New Normal dan Harapan Ekulibrium Baru

new normal

Rekayasa new normal dalam setidaknya satu bulan terakhir sedang dijalankan. Perdebatan mengemuka seputar ketegangan kutub penyelamatan jiwa warga dari amuk pandemi Covid-19 yang grafiknya masih menanjak dengan penyelamatan ekonomi yang kian lesu akibat diberlakukan pembatasan sosial berskala besar (PSBB) beberapa bulan silam. Namun secara implisit, pemberlakuan new normal menyiratkan sejumlah tanya.

Adakah ini menggambarkan kesenjangan kesadaran antara perspektif medis dengan perspektif politik dari para pengambil kebijakan, mengingat beberapa waktu sebelumnya sempat mencuat interupsi dari kalangan medis melalui tagar Indonesia terserah? Lebih jauh, bagaimana dengan kesadaran masyarakat yang harus diakui masih belum mampu beradaptasi dengan situasi “new normal”? Ataukah ini sekaligus makin menyiratkan formulasi kebijakan pemerintah yang masih saja sporadis?

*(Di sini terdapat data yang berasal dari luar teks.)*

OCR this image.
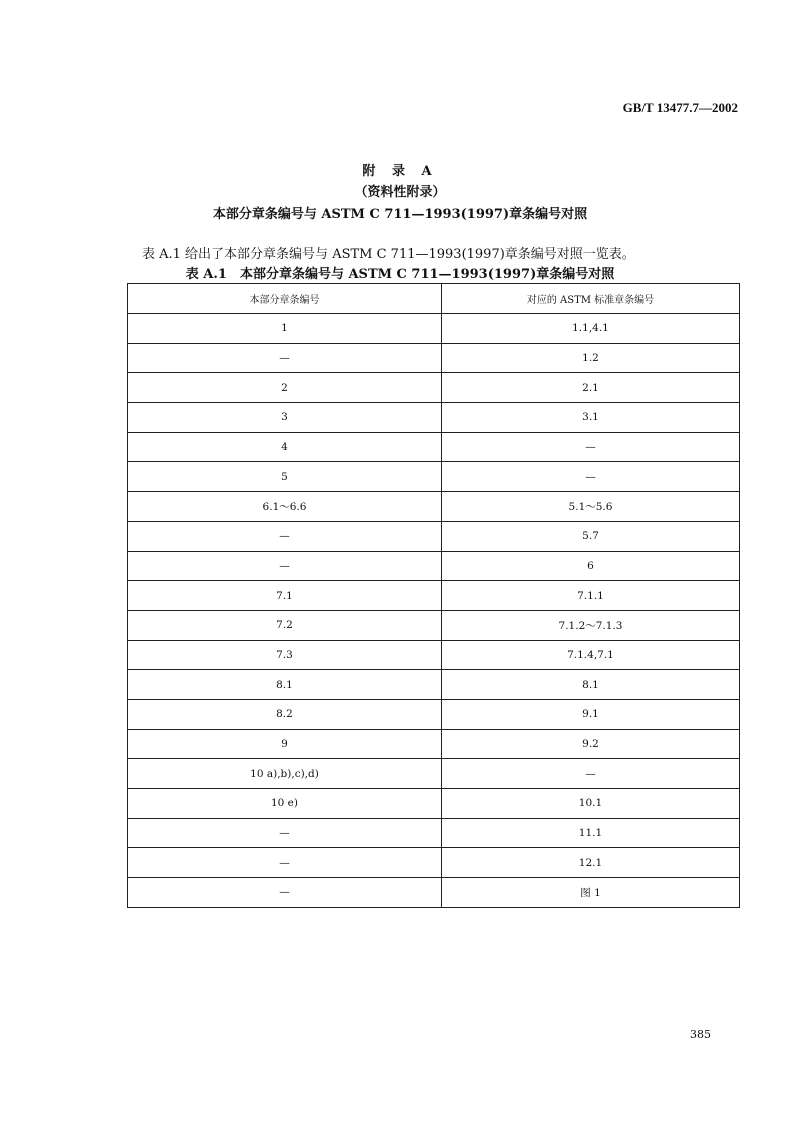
GB/T 13477.7—2002
附 录 A
（资料性附录）
本部分章条编号与 ASTM C 711—1993(1997)章条编号对照
表 A.1 给出了本部分章条编号与 ASTM C 711—1993(1997)章条编号对照一览表。
表 A.1　本部分章条编号与 ASTM C 711—1993(1997)章条编号对照
本部分章条编号	对应的 ASTM 标准章条编号
1	1.1,4.1
—	1.2
2	2.1
3	3.1
4	—
5	—
6.1～6.6	5.1～5.6
—	5.7
—	6
7.1	7.1.1
7.2	7.1.2～7.1.3
7.3	7.1.4,7.1
8.1	8.1
8.2	9.1
9	9.2
10 a),b),c),d)	—
10 e)	10.1
—	11.1
—	12.1
—	图 1
385
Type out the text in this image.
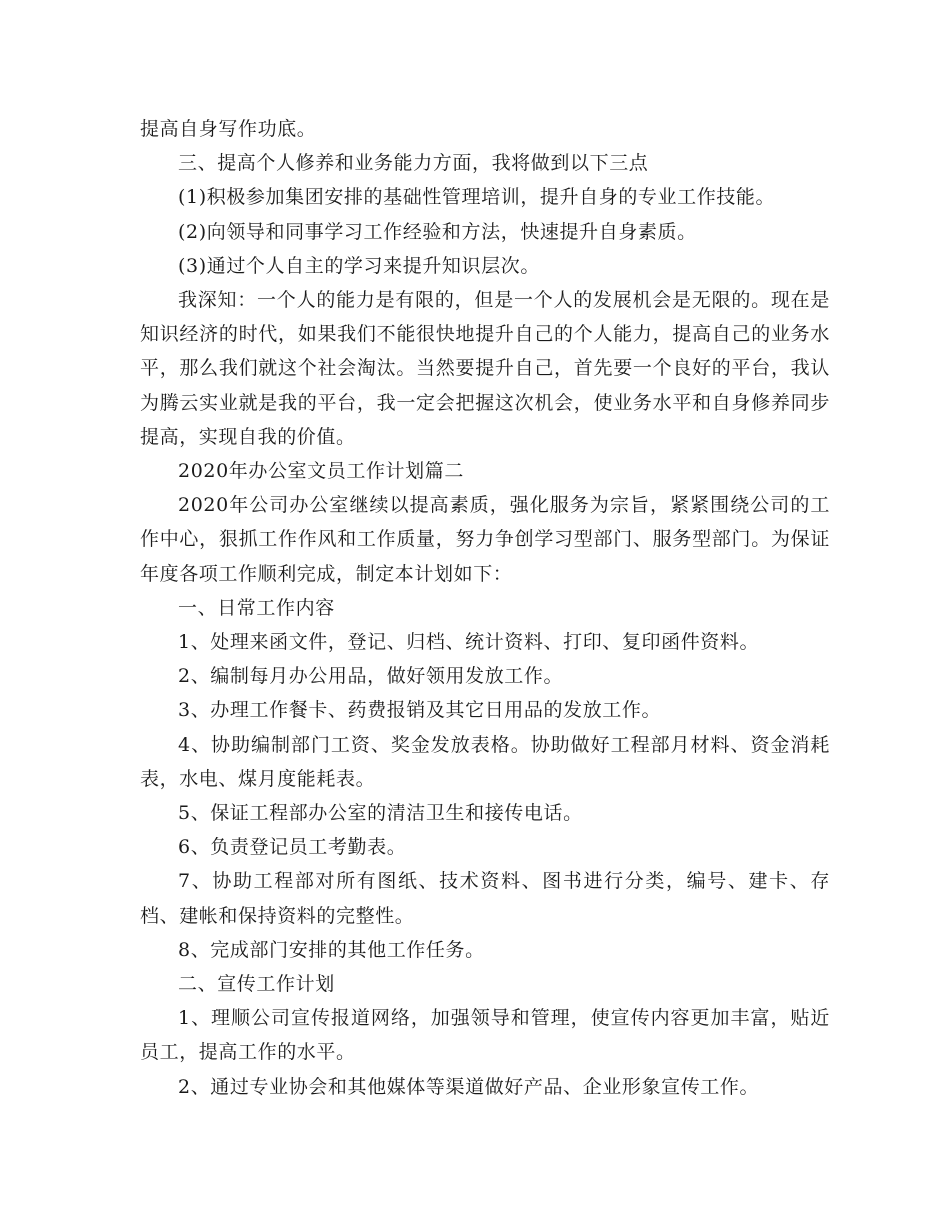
提高自身写作功底。

三、提高个人修养和业务能力方面，我将做到以下三点

(1)积极参加集团安排的基础性管理培训，提升自身的专业工作技能。

(2)向领导和同事学习工作经验和方法，快速提升自身素质。

(3)通过个人自主的学习来提升知识层次。

我深知：一个人的能力是有限的，但是一个人的发展机会是无限的。现在是知识经济的时代，如果我们不能很快地提升自己的个人能力，提高自己的业务水平，那么我们就这个社会淘汰。当然要提升自己，首先要一个良好的平台，我认为腾云实业就是我的平台，我一定会把握这次机会，使业务水平和自身修养同步提高，实现自我的价值。

2020年办公室文员工作计划篇二

2020年公司办公室继续以提高素质，强化服务为宗旨，紧紧围绕公司的工作中心，狠抓工作作风和工作质量，努力争创学习型部门、服务型部门。为保证年度各项工作顺利完成，制定本计划如下：

一、日常工作内容

1、处理来函文件，登记、归档、统计资料、打印、复印函件资料。

2、编制每月办公用品，做好领用发放工作。

3、办理工作餐卡、药费报销及其它日用品的发放工作。

4、协助编制部门工资、奖金发放表格。协助做好工程部月材料、资金消耗表，水电、煤月度能耗表。

5、保证工程部办公室的清洁卫生和接传电话。

6、负责登记员工考勤表。

7、协助工程部对所有图纸、技术资料、图书进行分类，编号、建卡、存档、建帐和保持资料的完整性。

8、完成部门安排的其他工作任务。

二、宣传工作计划

1、理顺公司宣传报道网络，加强领导和管理，使宣传内容更加丰富，贴近员工，提高工作的水平。

2、通过专业协会和其他媒体等渠道做好产品、企业形象宣传工作。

Satu hal yang gamblang, bahwa proses transisi menuju tatanan “new normal” ternyata harus melalui pembelahan kesadaran di masyarakat. Antara status quo dengan tatanan lama berhadapan dengan desakan kesadaran baru berupa “new normal” tersebut. Pertarungan kesadaran ini terasa sekali dari ekspresi-ekspresi yang saling bermunculan di media sosial. Menariknya, di tengah dua arus itu, terdapat “wacana penengah” yakni berdamai dengan pandemi. Wacana yang melonggarkan pergerakan sosial – sekaligus berimplikasi secara ekonomi – dengan tetap mematuhi protokol kesehatan.

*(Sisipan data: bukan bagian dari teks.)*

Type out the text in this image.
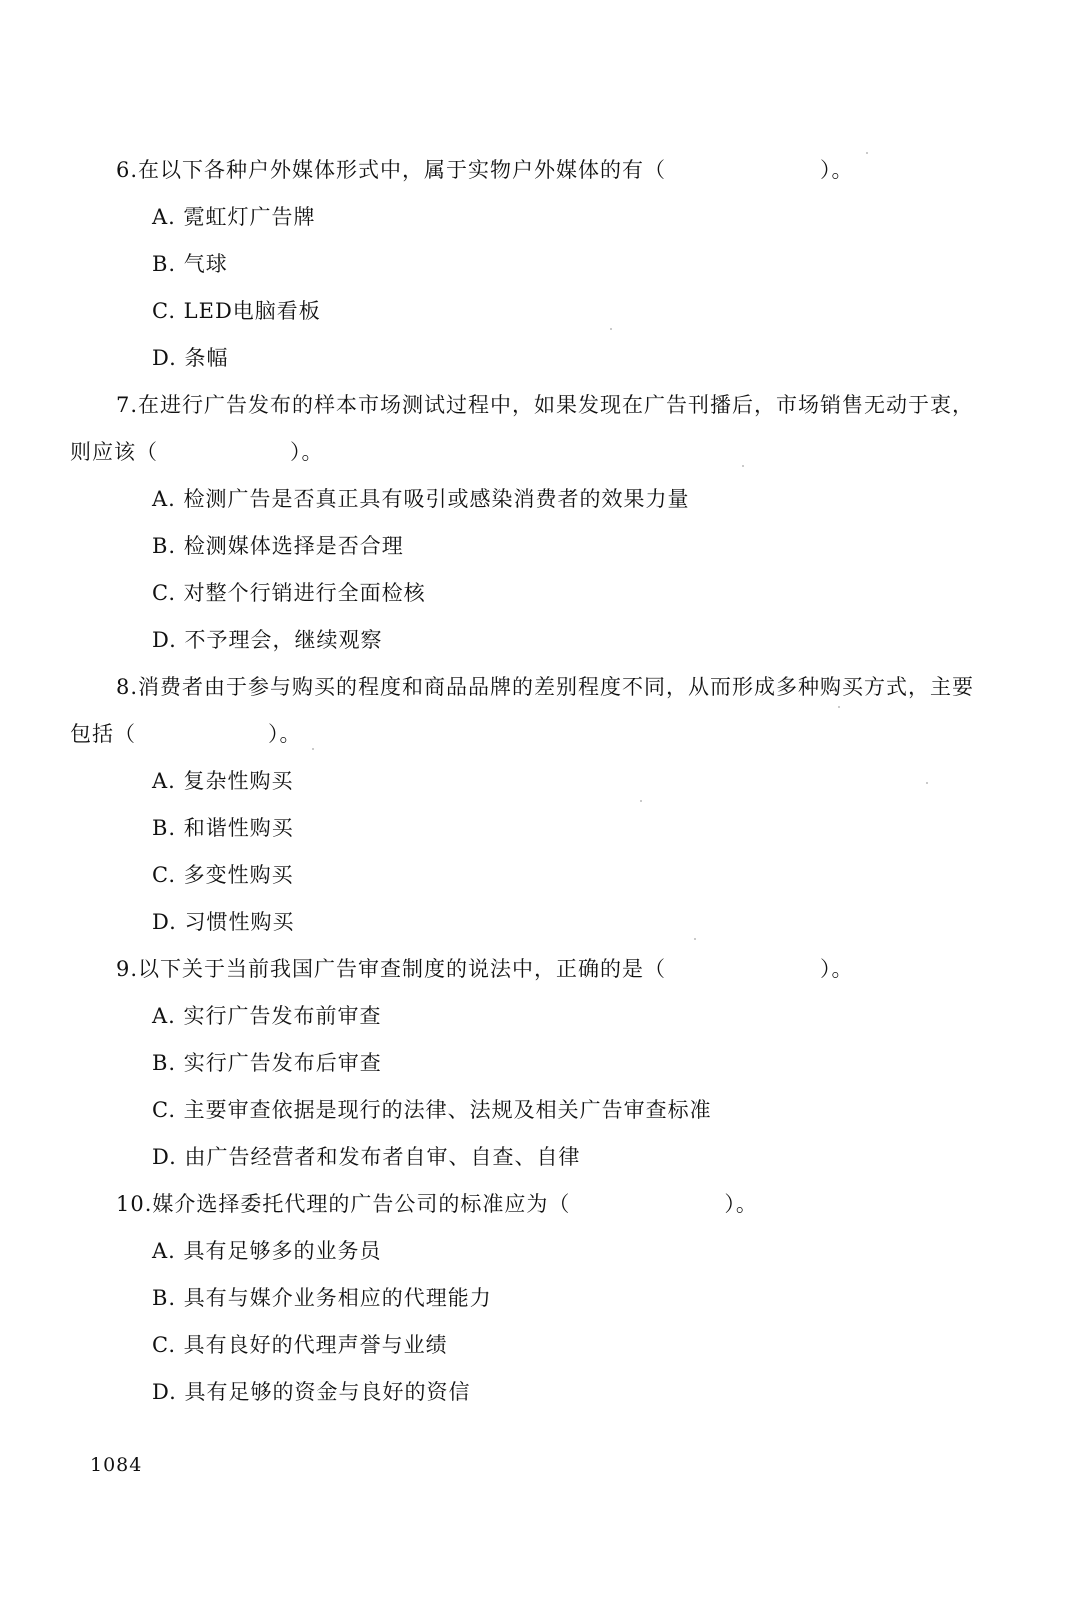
6.在以下各种户外媒体形式中，属于实物户外媒体的有（　　　　　　　）。
A. 霓虹灯广告牌
B. 气球
C. LED电脑看板
D. 条幅
7.在进行广告发布的样本市场测试过程中，如果发现在广告刊播后，市场销售无动于衷，
则应该（　　　　　　）。
A. 检测广告是否真正具有吸引或感染消费者的效果力量
B. 检测媒体选择是否合理
C. 对整个行销进行全面检核
D. 不予理会，继续观察
8.消费者由于参与购买的程度和商品品牌的差别程度不同，从而形成多种购买方式，主要
包括（　　　　　　）。
A. 复杂性购买
B. 和谐性购买
C. 多变性购买
D. 习惯性购买
9.以下关于当前我国广告审查制度的说法中，正确的是（　　　　　　　）。
A. 实行广告发布前审查
B. 实行广告发布后审查
C. 主要审查依据是现行的法律、法规及相关广告审查标准
D. 由广告经营者和发布者自审、自查、自律
10.媒介选择委托代理的广告公司的标准应为（　　　　　　　）。
A. 具有足够多的业务员
B. 具有与媒介业务相应的代理能力
C. 具有良好的代理声誉与业绩
D. 具有足够的资金与良好的资信
1084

Entah itu diinisiasi oleh Pemerintah atau subjek lain, yang jelas wacana ini terkesan sedang berupaya menjembatani ketimpangan status quo dan perubahan menuju tata “new normal”. Tentu saja, daya tahan wacana ini akan terjawab oleh waktu. Namun apa yang penting untuk diantisipasi adalah keterjerembaban wacana berdamai dengan pandemi tersebut ke dalam ketidakpedulian sebagian masyarakat yang bisa berujung pada petaka bagi semuanya. Atau tidak kalah mengerikan, ketika wacana tersebut menyiratkan ekspresi menyerah dengan keadaan. Alih-alih melonggarkan pembatasan sosial, yang justru terjadi adalah ambyarnya tatanan sosial.

new normal

Akibatnya, grafik positif terinfeksi Covid-19 tak kunjung landai melainkan sebaliknya, tetap menanjak. Ekonomi memang mulai bergerak, namun potensi keabaian sipil akibat makin terbiasanya mereka dengan keberadaan pandemi ini tentu menjadi problem krusial bak bara dalam sekam. Kesemuanya itu agaknya akan terjawab setelah berjalan beberapa minggu ke depan. Situasi pasca lebaran sekarang ini merupakan babak terjal baru yang harus dijawab utamanya oleh pemerintah. Potensi reurbanisasi seperti lazim sebelumnya, meningkatnya angka pengangguran, ancaman kelangkaan pangan hingga bayang-bayang resesi ekonomi global.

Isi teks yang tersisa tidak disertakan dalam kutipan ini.